『負けヒロインが多すぎる!』アニメ2期は八奈見杏菜の食べっぷりに注目!? 舞台の豊橋市には巨大イラストも

2025年も『マケイン』の勢いは止まらない。雨森たきびのライトノベル『負けヒロインが多すぎる!』(ガガガ文庫)を原作にしたアニメの2期制作が決まり、5月19日には原作小説の最新巻となる『負けヒロインが多すぎる! 8』も刊行。高校を舞台にひとりの男子と恋愛に破れた女子たちが織りなすドタバタ劇がアニメで再び繰り広げられ、原作小説による進展もあってファンの興味を引き続ける。
「このライトノベルがすごい!2025」3冠達成 「マケイン」たちの魅力
2024年は『負けヒロインが多すぎる!』が凄かった。宝島社の「このライトノベルがすごい!2025」で初めて文庫部門の第1位を獲得した上に、キャラクター男性部門で温水和彦、イラストレーター部門でいみぎむるがそれぞれ第1位を獲得して、ライトノベル界の頂点へと躍り出た。
キャラクター女性部門で八奈見杏菜が2位に留まり4冠は逃したが、恋愛に敗れる「負けヒロイン」という存在をフィーチャーしたシリーズで、真っ先にその立場に陥る八奈見にふさわしいポジションだといった声も起こって、逆のその存在を際立たせた。
ここまで『マケイン』が盛り上がった背景には、2024年7月から9月まで放送されたTVアニメの出来がとても良く、原作のストーリーが持つ面白さやキャラクターの魅力が広まったことがある。

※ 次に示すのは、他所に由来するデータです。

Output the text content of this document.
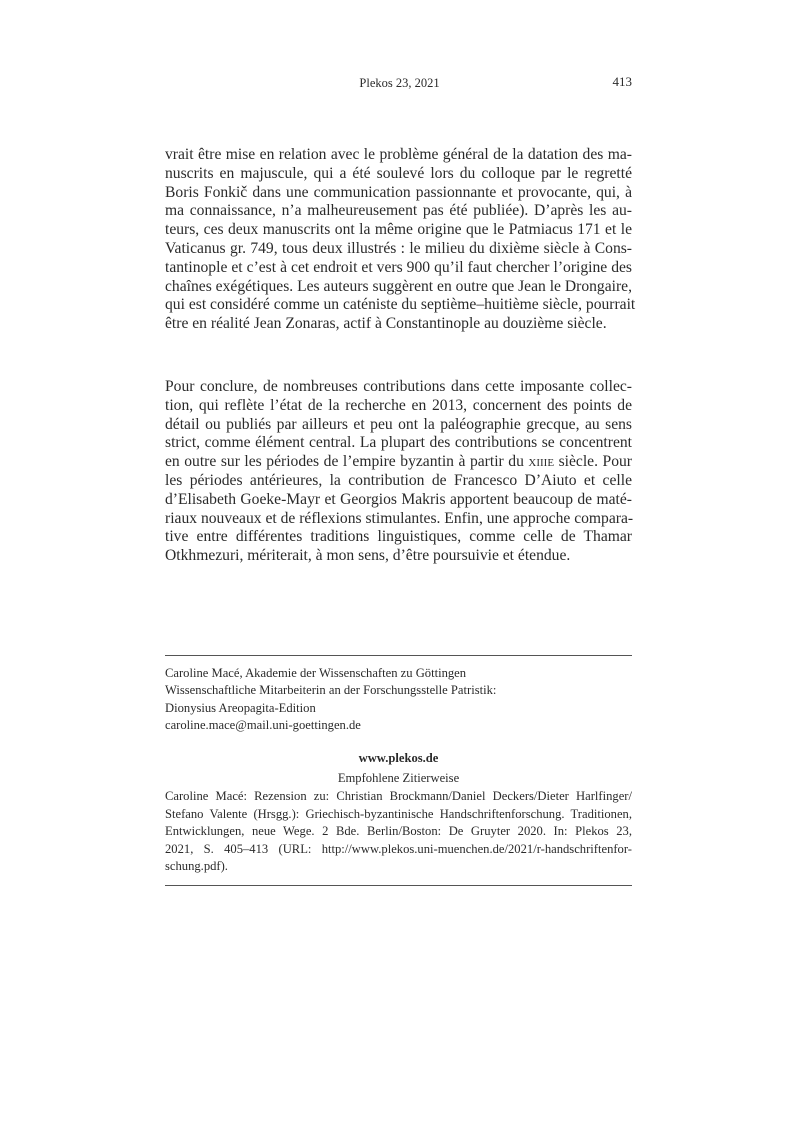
Plekos 23, 2021	413
vrait être mise en relation avec le problème général de la datation des ma-
nuscrits en majuscule, qui a été soulevé lors du colloque par le regretté
Boris Fonkič dans une communication passionnante et provocante, qui, à
ma connaissance, n’a malheureusement pas été publiée). D’après les au-
teurs, ces deux manuscrits ont la même origine que le Patmiacus 171 et le
Vaticanus gr. 749, tous deux illustrés : le milieu du dixième siècle à Cons-
tantinople et c’est à cet endroit et vers 900 qu’il faut chercher l’origine des
chaînes exégétiques. Les auteurs suggèrent en outre que Jean le Drongaire,
qui est considéré comme un caténiste du septième–huitième siècle, pourrait
être en réalité Jean Zonaras, actif à Constantinople au douzième siècle.
Pour conclure, de nombreuses contributions dans cette imposante collec-
tion, qui reflète l’état de la recherche en 2013, concernent des points de
détail ou publiés par ailleurs et peu ont la paléographie grecque, au sens
strict, comme élément central. La plupart des contributions se concentrent
en outre sur les périodes de l’empire byzantin à partir du xiiie siècle. Pour
les périodes antérieures, la contribution de Francesco D’Aiuto et celle
d’Elisabeth Goeke-Mayr et Georgios Makris apportent beaucoup de maté-
riaux nouveaux et de réflexions stimulantes. Enfin, une approche compara-
tive entre différentes traditions linguistiques, comme celle de Thamar
Otkhmezuri, mériterait, à mon sens, d’être poursuivie et étendue.
Caroline Macé, Akademie der Wissenschaften zu Göttingen
Wissenschaftliche Mitarbeiterin an der Forschungsstelle Patristik:
Dionysius Areopagita-Edition
caroline.mace@mail.uni-goettingen.de
www.plekos.de
Empfohlene Zitierweise
Caroline Macé: Rezension zu: Christian Brockmann/Daniel Deckers/Dieter Harlfinger/
Stefano Valente (Hrsgg.): Griechisch-byzantinische Handschriftenforschung. Traditionen,
Entwicklungen, neue Wege. 2 Bde. Berlin/Boston: De Gruyter 2020. In: Plekos 23,
2021, S. 405–413 (URL: http://www.plekos.uni-muenchen.de/2021/r-handschriftenfor-
schung.pdf).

八奈見は幼なじみの袴田草介が、正統派美少女の姫宮華恋と恋仲になって失恋したことを内心に引きずりながら、表向きは明るく振る舞い何でもよく食べるコミカルなキャラで人気となった。
焼塩檸檬は陸上部のエースで明るい性格と健康的なボディの持ち主で、幼なじみの綾野光希を朝雲千早という女子に奪われながら気丈に振る舞いつつ、フッと寂しさをのぞかせるギャップで引きつけた。主人公の温水と同じ文芸部に所属する小鞠知花は、人見知りする姿が小動物のようで愛らしい上に、部長の玉木慎太郎に好きな女子がいると知っていながら告白する健気さが庇護欲を誘った。アニメでは3人を演じる声優たちの喋りが、それぞれにしっかりキャラの特長を出して実在感を高めた。
主人公の温水は、そんな三者三様の「負けヒロイン」たちと恋愛関係に陥ることなく、傍観者的な立場に居続ける。ハーレムもののラブコメによくある彼女が増えていくパターンには向かわない。八奈見や焼塩、小鞠から好意めいたものを向けられることはあるが、持ち前の鈍感力を発揮してスルーし、「そういうとこだよ」と突っ込まれる。そんな温水へのもどかしさを感じつつ、周囲で起こる恋愛がらみのドタバタ劇を、温水を通して眺める楽しさに浸れる作品だった。
舞台となった愛知県豊橋市の風景をリアルに描いたことも、作品への没入感を高めた。温水たちが通うツワブキ高校は実在する時習館高校がモデルで、豊橋鉄道に乗って大学前駅まで行ってそこから線路沿いに少し歩くと、道路を挟んで学校が見える。筆者は、40年前にツワブキ高校の向かいにある大学に通っていたため、当時と余り変わっていない周辺の光景を懐かしく思いつつ、遠くまでよく取材に行ったと感心した。

アニメではこうした描き込みもあって、放送が始まるや否や"聖地巡礼"として豊橋市に全国からファンが訪れるようになった。迎える豊橋市でも市内にある建物にキャラクターたちの巨大なビジュアルが飾られ、豊橋市役所にも垂れ幕が下げられた。JR東海もコラボ企画を立ち上げ、作品の主要スポットに行くと声優のボイスドラマが聴けるようにして、全国からファンを豊橋へと引き込んだ。


もはややり尽くしてしまった感すらあって、アニメの2期が始まったからといって1期の時のような爆発的な人気ぶりを、再び見せることができるのか? といった心配も浮かんでしまう。そこは、アニメの2期に描かれることになる原作の4巻以降の展開次第。結論から言えば、大いに盛り上がることは確実だ。